What’s Actually Driving Winter Surges of Covid-19?
New research suggests masking and social distancing remain the most important factors in preventing outbreaks
Coronavirus cases and deaths rose throughout the United States in January. While it was predicted that the cold weather would fuel spikes by driving more people indoors, a new study suggests that the relaxing of non-pharmaceutical interventions (NPIs), like masking and social distancing, primarily drove the surge.
The relaxation of rules for mitigating Covid-19 and lower adherence to safety precautions play a larger role in wintertime outbreaks than bad weather, according to research from Princeton University published February 8 in Nature Communications. The researchers based their conclusions on a computer simulation of a wintertime coronavirus outbreak in New York City that aimed to determine the role of NPIs and climate in an outbreak. They found that if governments relaxed lockdown measures in the summer, there would be outbreaks in the winter, regardless of the weather.
“Our results implied that lax control measures — and likely fatigue with complying with control measures — would fuel wintertime outbreaks,” said Rachel Baker, PhD, an associate research scholar at Princeton’s High Meadows Environmental Institute (HMEI), in a press release.

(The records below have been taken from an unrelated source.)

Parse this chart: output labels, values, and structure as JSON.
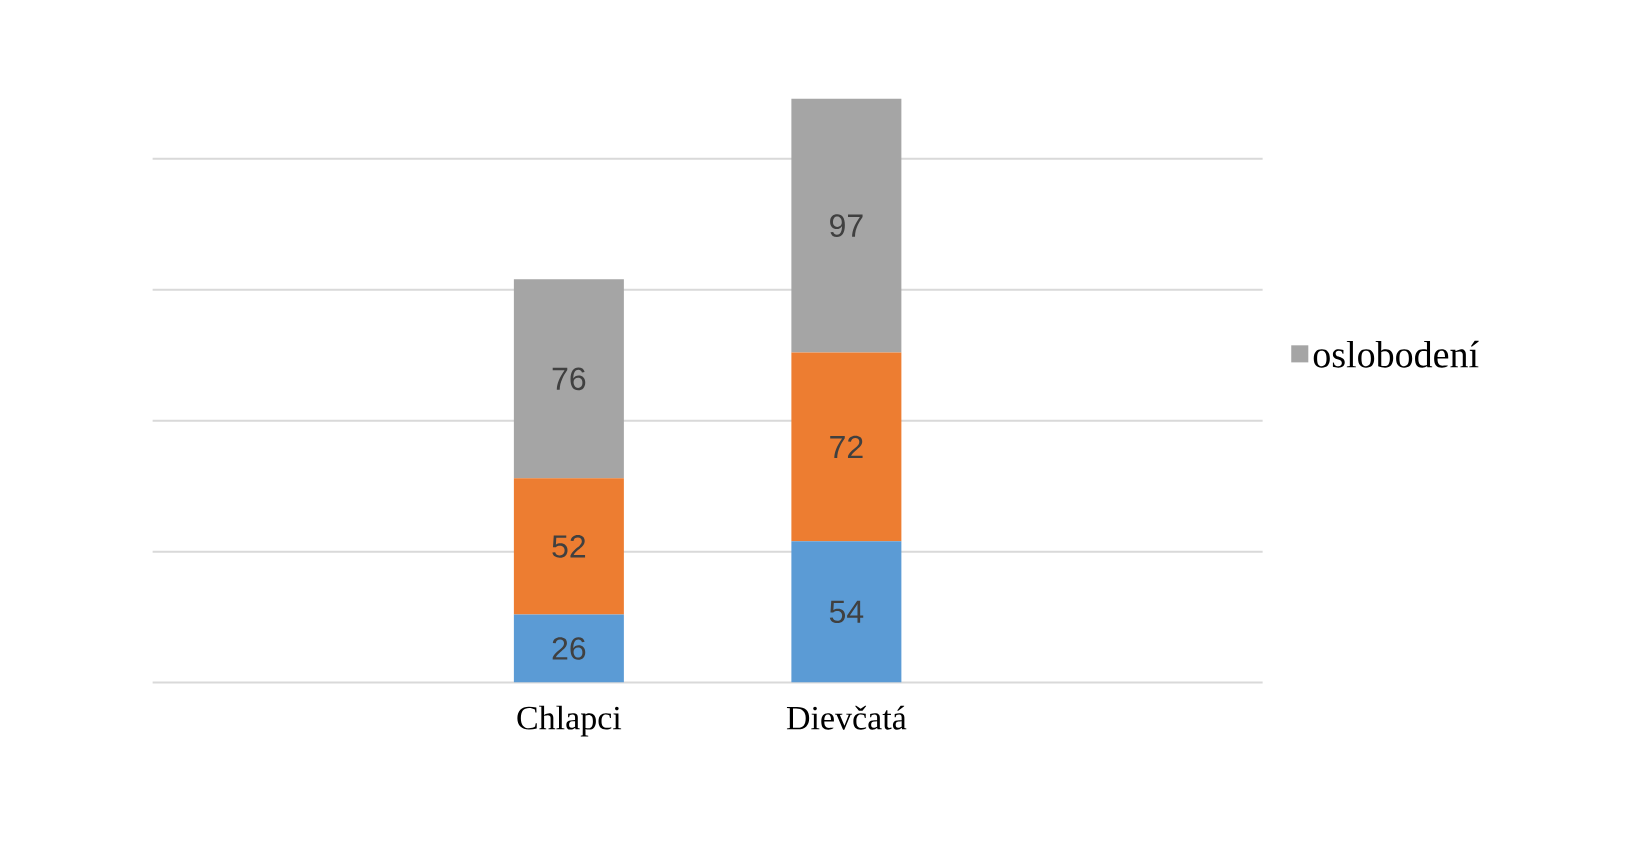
{
  "chart_data": {
    "type": "bar",
    "stacked": true,
    "categories": [
      "Chlapci",
      "Dievčatá"
    ],
    "series": [
      {
        "color": "#5b9bd5",
        "values": [
          26,
          54
        ]
      },
      {
        "color": "#ed7d31",
        "values": [
          52,
          72
        ]
      },
      {
        "name": "oslobodení",
        "color": "#a5a5a5",
        "values": [
          76,
          97
        ]
      }
    ],
    "tick_labels": "x",
    "grid": "y",
    "legend": "right",
    "data_labels": true
  }
}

Though many people have had Covid-19 at this point, most people are still susceptible to infection. “This means that if you roll back enforcement or adherence to control measures, you can still expect a large outbreak,” says Baker. “Climate factors including winter weather play a secondary role and certainly don’t help.”
Co-author Gabriel Vecchi, PhD, a professor of geosciences at HMEI, added that the virus currently spreads too quickly for climate to be a key factor in outbreaks any time of year, let alone the winter.
The findings may help explain why wintertime surges recently occurred in cities with temperate climates, such as Los Angeles and Phoenix.
This study was released as businesses in all but eight states — Hawaii, California, Colorado, Arizona, New Mexico, Oregon, Massachusetts, and Connecticut — are “mostly open,” according to the New York Times, and mask-wearing is not mandatory in a large number of states. While the Centers for Disease Control and Prevention maintains that masking, social distancing, and avoiding crowds are the best ways to stop transmission, it’s ultimately up to each state to make its own rules.